This article comes from Rylan Schaeffer Github.
I've found that the overwhelming majority of online information on artificial intelligence research falls into one of two categories: the first is aimed at explaining advances to lay audiences, and the second is aimed at explaining advances to other researchers. I haven't found a good resource for people with a technical background who are unfamiliar with the more advanced concepts and are looking for someone to fill them in. This is my attempt to bridge that gap, by providing approachable yet (relatively) detailed explanations. In this post, I explain the titular paper - Explanation of One-shot Learning with Memory-Augmented Neural Networks.
In my last post, I criticized this paper as poorly motivated. After taking time to crystallize my thoughts and to email the authors, I'm less critical of it now, but I still have a few concerns. My goal is to try explaining the paper and my concerns in tandem.
In an earlier post, I wrote about the need for massive amounts of data to train deep neural networks. In contrast, humans require comparatively little data to learn a new behavior or to rapidly shift away from an old behavior. For example, after running into a handful of street signs, the modern teenager quickly learns to be careful texting while walking. As Santoro et al. write, "This kind of flexible adaptation is a celebrated aspect of human learning (Jankowski et al., 2011), manifesting in settings ranging from motor control (Braun et al., 2009) to the acquisition of abstract concepts (Lake et al., 2015). Generating novel behavior based on inference from a few scraps of information – e.g., inferring the full range of applicability for a new word, heard in only one or two contexts – is something that has remained stubbornly beyond the reach of contemporary machine intelligence."
The term one-shot learning has been introduced to capture this phenomenon of rapid behavior change following a small number of experiences, or even just one experience. In an earlier paper, a neural network was given an external memory and the ability to learn how to use its new memory in solving specific tasks. This paper classifies that previous model, the Neural Turing Machine (NTM), as a subclass of the more general class of Memory-Augmented Neural Networks(MANNs), and suggests an alternative memory system capable of outperforming humans in certain one-shot learning tasks.
If you haven't read the NTM paper or my walkthrough of it, set this aside and go read one (or both). In order to understand the proposed change to a NTM's memory, it'll be helpful to understand a NTM.
The goal is to modify a NTM to excel at one-shot learning. To accomplish this, the authors modify the NTM's controller's memory access capabilities. However, the paper is rather terse in justifying their specific change. A NTM controller is capable of using content-based addressing, location-based addressing or both, so when Santoro et al. suggest using a pure content-based memory writer, I was confused why this would offer any improvement. The only explanation the paper offers is that "[The NTM's memory access method] was advantageous for sequence-based prediction tasks. However, this type of access is not optimal for tasks that emphasize a conjunctive coding of information independent of sequence."

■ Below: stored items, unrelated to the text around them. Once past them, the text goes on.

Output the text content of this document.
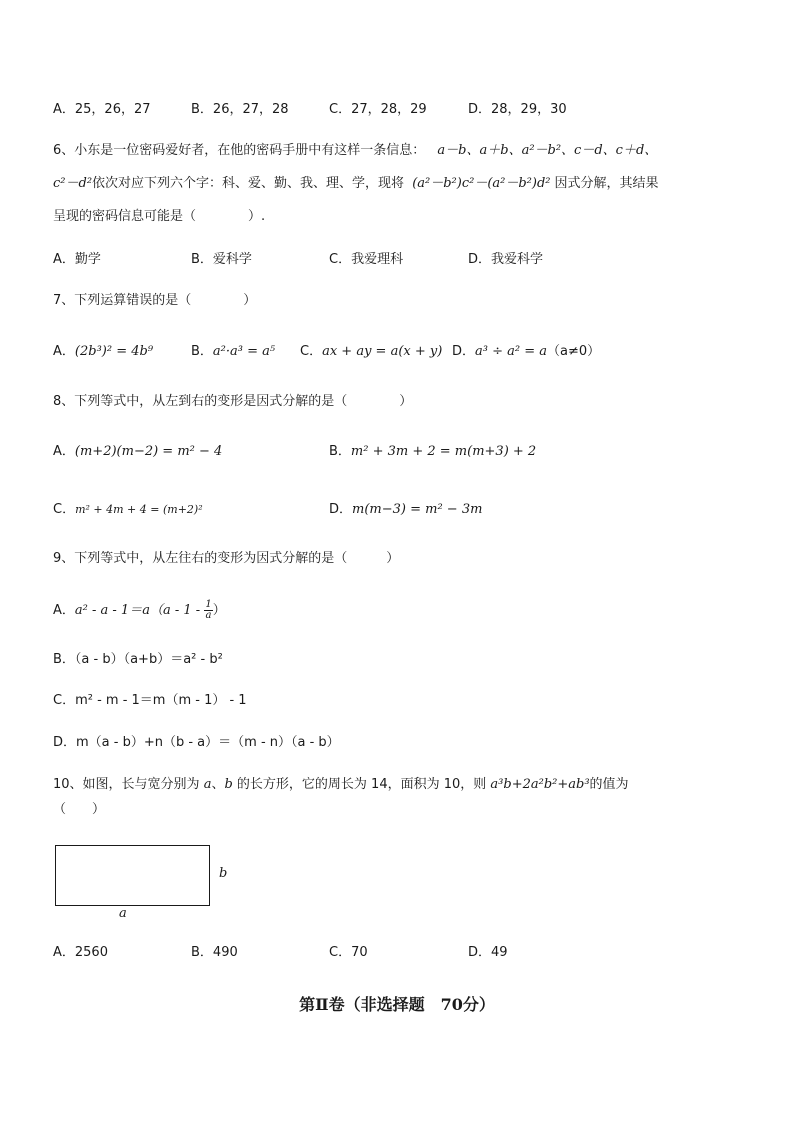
A．25，26，27	B．26，27，28	C．27，28，29	D．28，29，30
6、小东是一位密码爱好者，在他的密码手册中有这样一条信息： a－b、a＋b、a²－b²、c－d、c＋d、
c²－d²依次对应下列六个字：科、爱、勤、我、理、学，现将 (a²－b²)c²－(a²－b²)d² 因式分解，其结果
呈现的密码信息可能是（　　　　）.
A．勤学	B．爱科学	C．我爱理科	D．我爱科学
7、下列运算错误的是（　　　　）
A．(2b³)² = 4b⁹	B．a²·a³ = a⁵ C．ax + ay = a(x + y) D．a³ ÷ a² = a（a≠0）
8、下列等式中，从左到右的变形是因式分解的是（　　　　）
A．(m+2)(m−2) = m² − 4	B．m² + 3m + 2 = m(m+3) + 2
C．m² + 4m + 4 = (m+2)²	D．m(m−3) = m² − 3m
9、下列等式中，从左往右的变形为因式分解的是（　　　）
A．$a^2 - a - 1=a(a - 1 - \frac{1}{a}$ ）
B．（a - b）（a+b）＝a² - b²
C．m² - m - 1＝m（m - 1） - 1
D．m（a - b）+n（b - a）＝（m - n）（a - b）
10、如图，长与宽分别为 a、b 的长方形，它的周长为 14，面积为 10，则 a³b+2a²b²+ab³的值为
（　　）
b
a
A．2560	B．490	C．70	D．49
第Ⅱ卷（非选择题　70分）
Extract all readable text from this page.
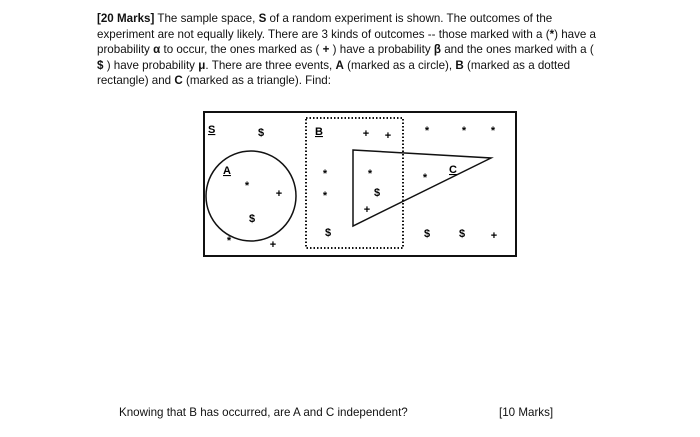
[20 Marks] The sample space, S of a random experiment is shown. The outcomes of the experiment are not equally likely. There are 3 kinds of outcomes -- those marked with a (*) have a probability α to occur, the ones marked as ( + ) have a probability β and the ones marked with a ( $ ) have probability μ. There are three events, A (marked as a circle), B (marked as a dotted rectangle) and C (marked as a triangle). Find:
S
A
B
C
$	+ +	*	* *
*
+
$
*	+
*
*
*
$
+
$	$	$ +
*
Knowing that B has occurred, are A and C independent?	[10 Marks]
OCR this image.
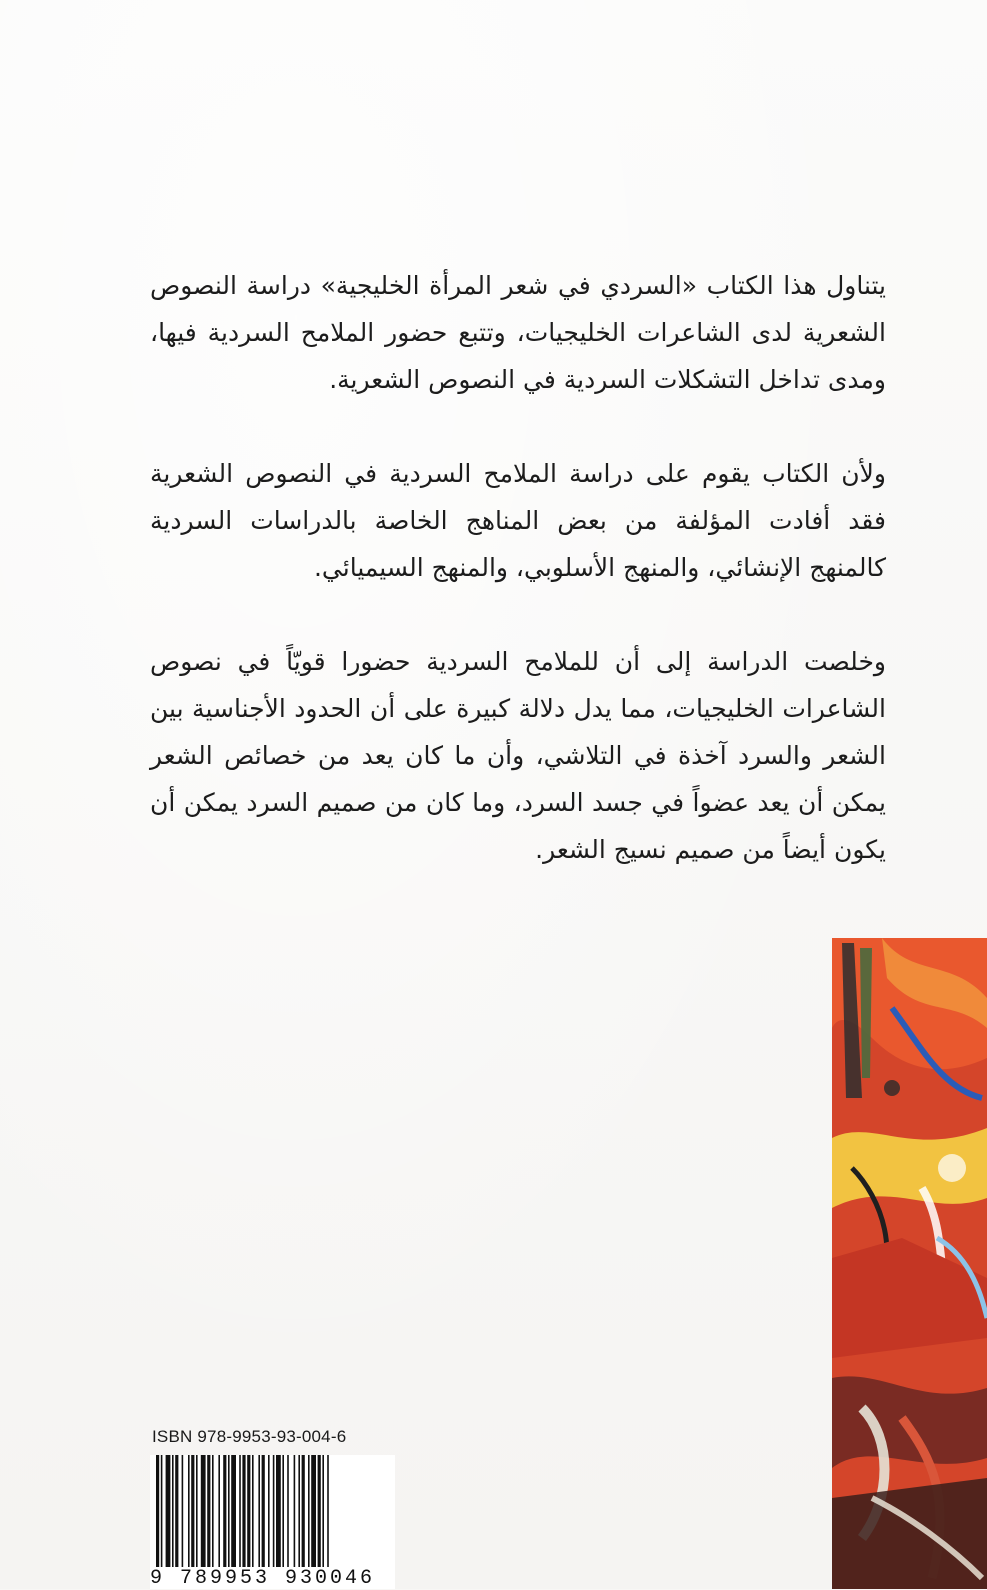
يتناول هذا الكتاب «السردي في شعر المرأة الخليجية» دراسة النصوص الشعرية لدى الشاعرات الخليجيات، وتتبع حضور الملامح السردية فيها، ومدى تداخل التشكلات السردية في النصوص الشعرية.

ولأن الكتاب يقوم على دراسة الملامح السردية في النصوص الشعرية فقد أفادت المؤلفة من بعض المناهج الخاصة بالدراسات السردية كالمنهج الإنشائي، والمنهج الأسلوبي، والمنهج السيميائي.

وخلصت الدراسة إلى أن للملامح السردية حضورا قويّاً في نصوص الشاعرات الخليجيات، مما يدل دلالة كبيرة على أن الحدود الأجناسية بين الشعر والسرد آخذة في التلاشي، وأن ما كان يعد من خصائص الشعر يمكن أن يعد عضواً في جسد السرد، وما كان من صميم السرد يمكن أن يكون أيضاً من صميم نسيج الشعر.

ISBN 978-9953-93-004-6
9 789953 930046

To their credit, three of the four authors I emailed wrote back in less than a day with more detailed explanations. The answer is that there's a tradeoff when training memory-augmented networks; more sophisticated memory access capabilities are more powerful, but the controller requires more training. Santoro et al. propose hamstringing the controller's ability to write to memory using location-based addressing so that the controller will learn more quickly. They point out that location-based addressing won't be necessary to excel at one-shot learning. This is because for a given input, there are only two actions the controller might need to do and both depend on content-addressing. One action is that the input is very similar to a previously seen input; in this case, we might want to update whatever we wrote to memory. The other action is that the input isn't similar to a previously seen input; in this case, we don't want to overwrite recent information, so we'll instead write to the least used memory location.

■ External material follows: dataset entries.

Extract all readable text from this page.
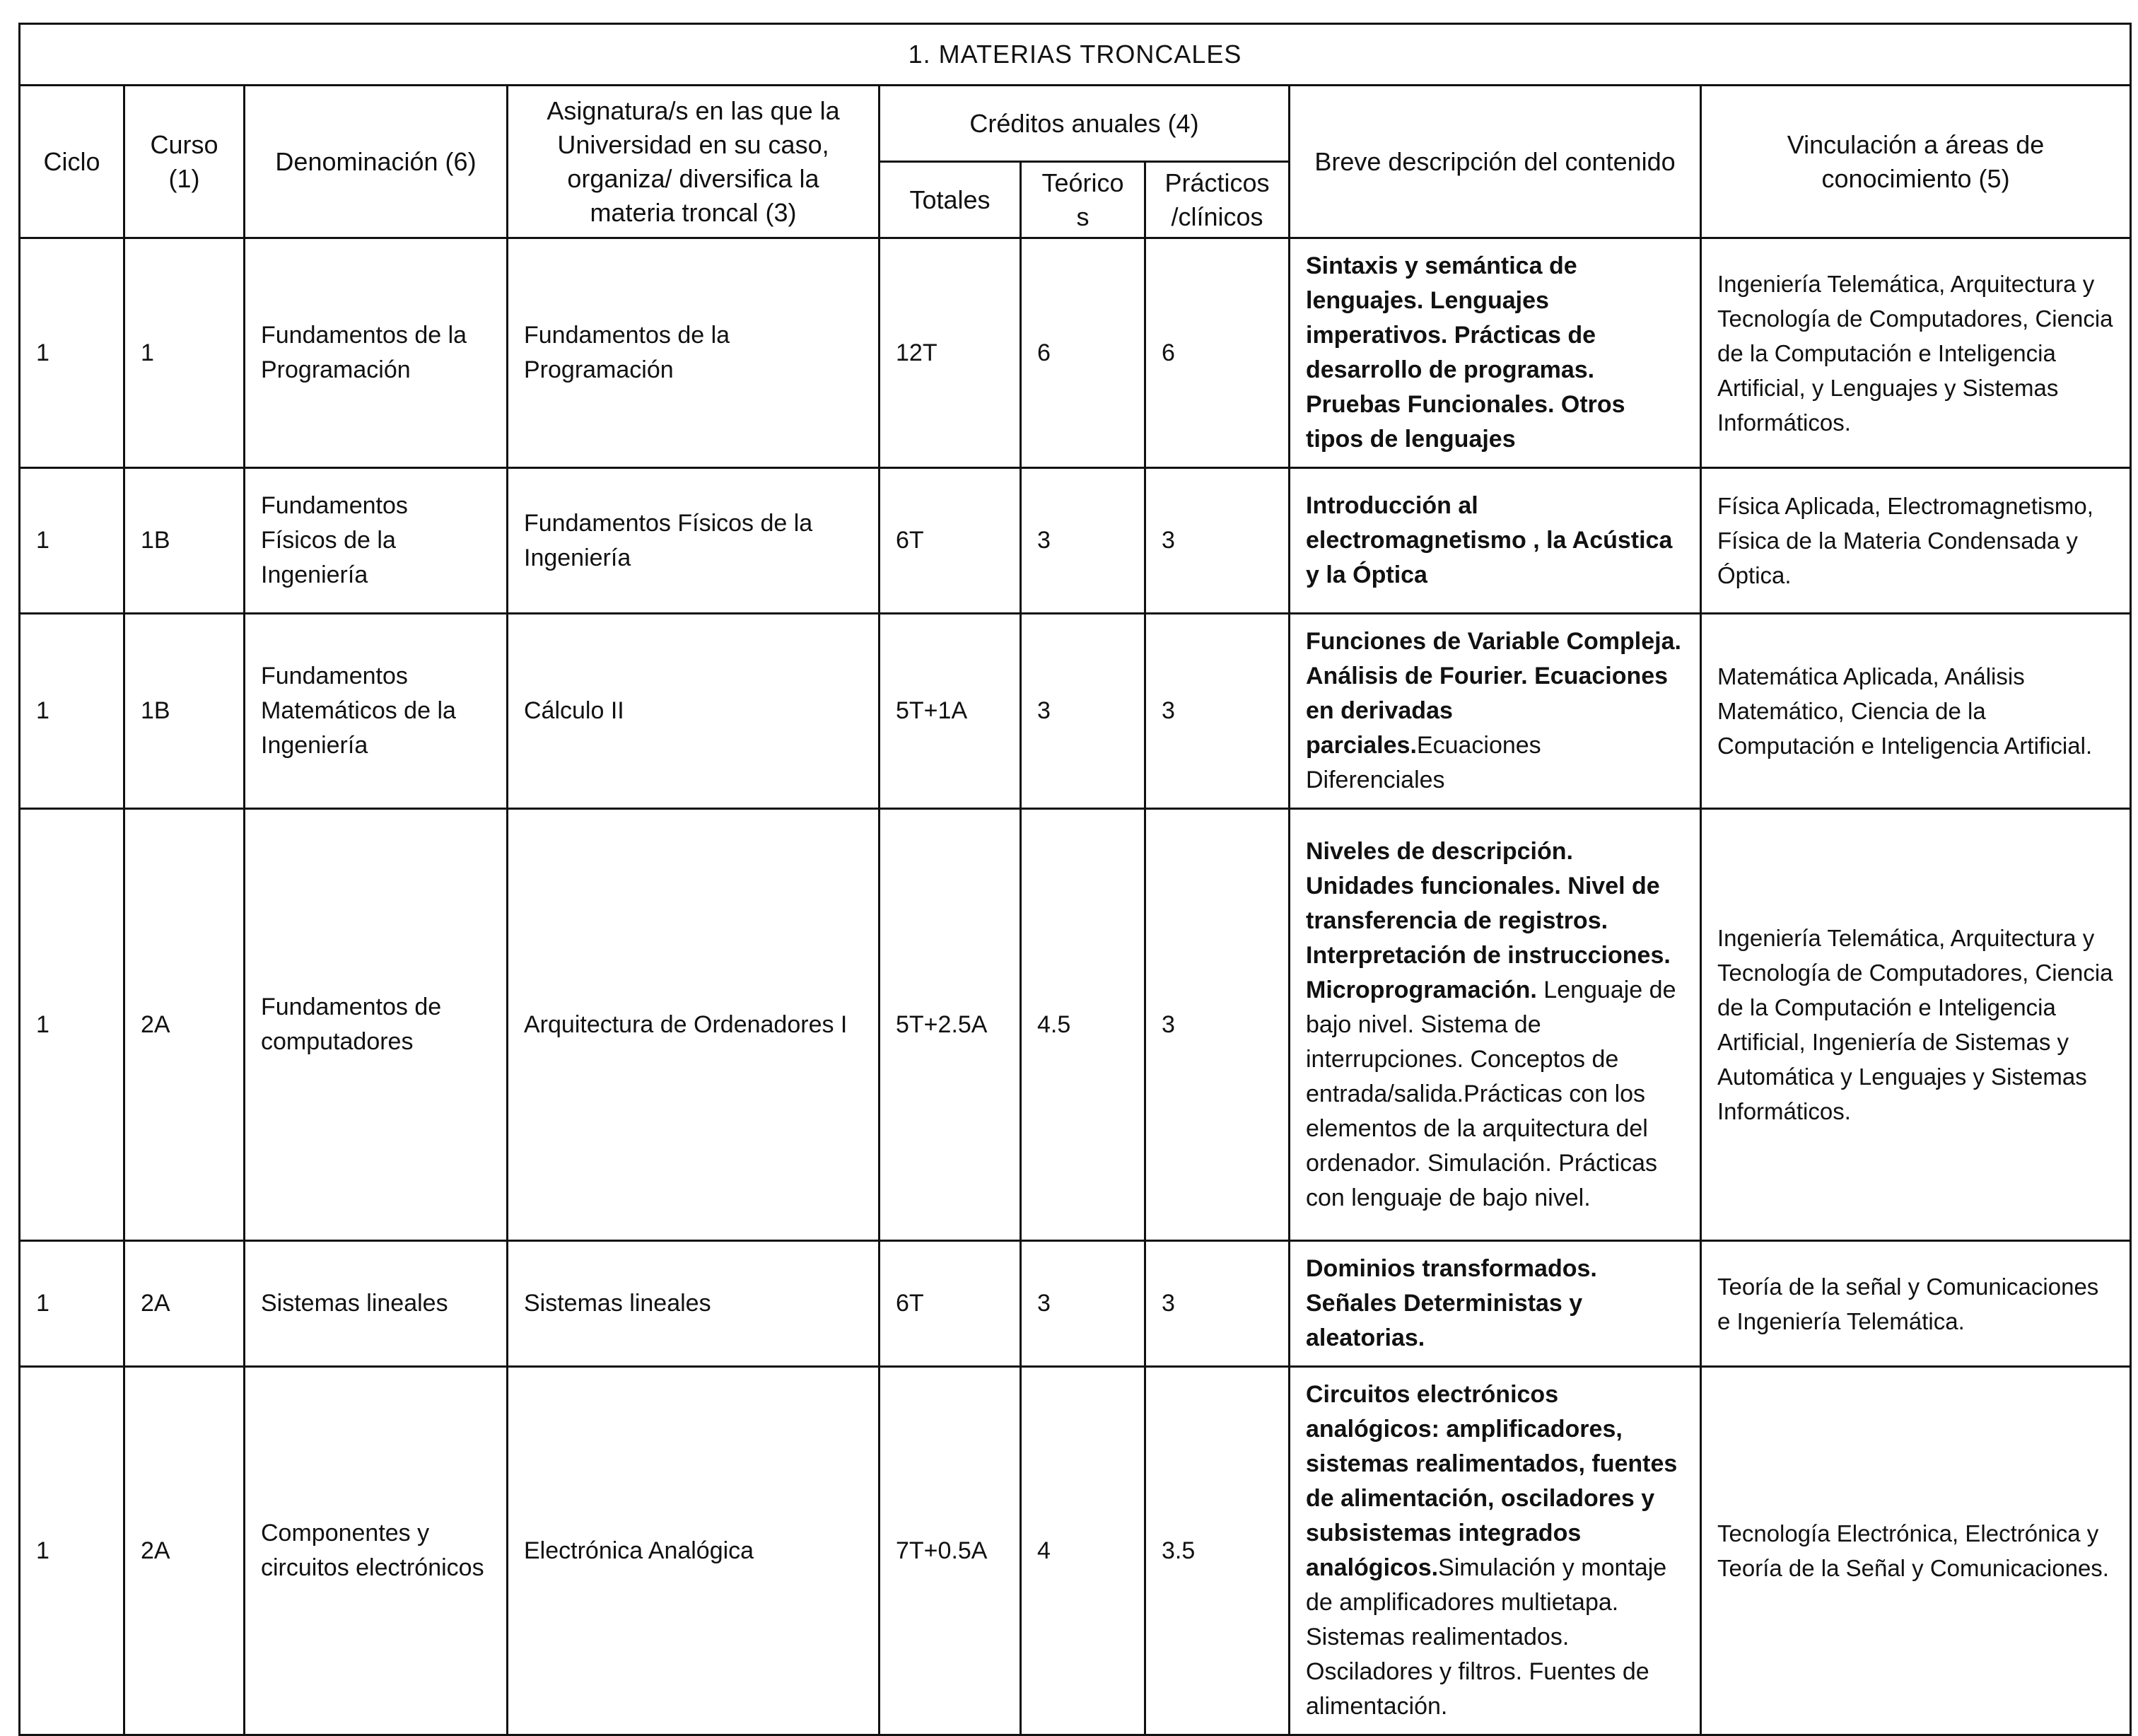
1. MATERIAS TRONCALES								
Ciclo	Curso (1)	Denominación (6)	Asignatura/s en las que la Universidad en su caso, organiza/ diversifica la materia troncal (3)	Créditos anuales (4)			Breve descripción del contenido	Vinculación a áreas de conocimiento (5)
				Totales	Teórico s	Prácticos /clínicos		
1	1	Fundamentos de la Programación	Fundamentos de la Programación	12T	6	6	Sintaxis y semántica de lenguajes. Lenguajes imperativos. Prácticas de desarrollo de programas. Pruebas Funcionales. Otros tipos de lenguajes	Ingeniería Telemática, Arquitectura y Tecnología de Computadores, Ciencia de la Computación e Inteligencia Artificial, y Lenguajes y Sistemas Informáticos.
1	1B	Fundamentos Físicos de la Ingeniería	Fundamentos Físicos de la Ingeniería	6T	3	3	Introducción al electromagnetismo , la Acústica y la Óptica	Física Aplicada, Electromagnetismo, Física de la Materia Condensada y Óptica.
1	1B	Fundamentos Matemáticos de la Ingeniería	Cálculo II	5T+1A	3	3	Funciones de Variable Compleja. Análisis de Fourier. Ecuaciones en derivadas parciales.Ecuaciones Diferenciales	Matemática Aplicada, Análisis Matemático, Ciencia de la Computación e Inteligencia Artificial.
1	2A	Fundamentos de computadores	Arquitectura de Ordenadores I	5T+2.5A	4.5	3	Niveles de descripción. Unidades funcionales. Nivel de transferencia de registros. Interpretación de instrucciones. Microprogramación. Lenguaje de bajo nivel. Sistema de interrupciones. Conceptos de entrada/salida.Prácticas con los elementos de la arquitectura del ordenador. Simulación. Prácticas con lenguaje de bajo nivel.	Ingeniería Telemática, Arquitectura y Tecnología de Computadores, Ciencia de la Computación e Inteligencia Artificial, Ingeniería de Sistemas y Automática y Lenguajes y Sistemas Informáticos.
1	2A	Sistemas lineales	Sistemas lineales	6T	3	3	Dominios transformados. Señales Deterministas y aleatorias.	Teoría de la señal y Comunicaciones e Ingeniería Telemática.
1	2A	Componentes y circuitos electrónicos	Electrónica Analógica	7T+0.5A	4	3.5	Circuitos electrónicos analógicos: amplificadores, sistemas realimentados, fuentes de alimentación, osciladores y subsistemas integrados analógicos.Simulación y montaje de amplificadores multietapa. Sistemas realimentados. Osciladores y filtros. Fuentes de alimentación.	Tecnología Electrónica, Electrónica y Teoría de la Señal y Comunicaciones.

The authors call this hamstrung memory system the Least Recently Used Access (LRUA) module. What confused me at first is that Santoro et al. describe the LRUA as "a pure content-based memory writer," and then in the same sentence, state that the LRUA will write "to either the least used memory location or the most recently used memory location," which sounds an awful lot like location-based addressing. I reconciled the discrepancy when I realized that the most recently used memory location is determined by which memory location was most recently read, and reading is determined using content similarity.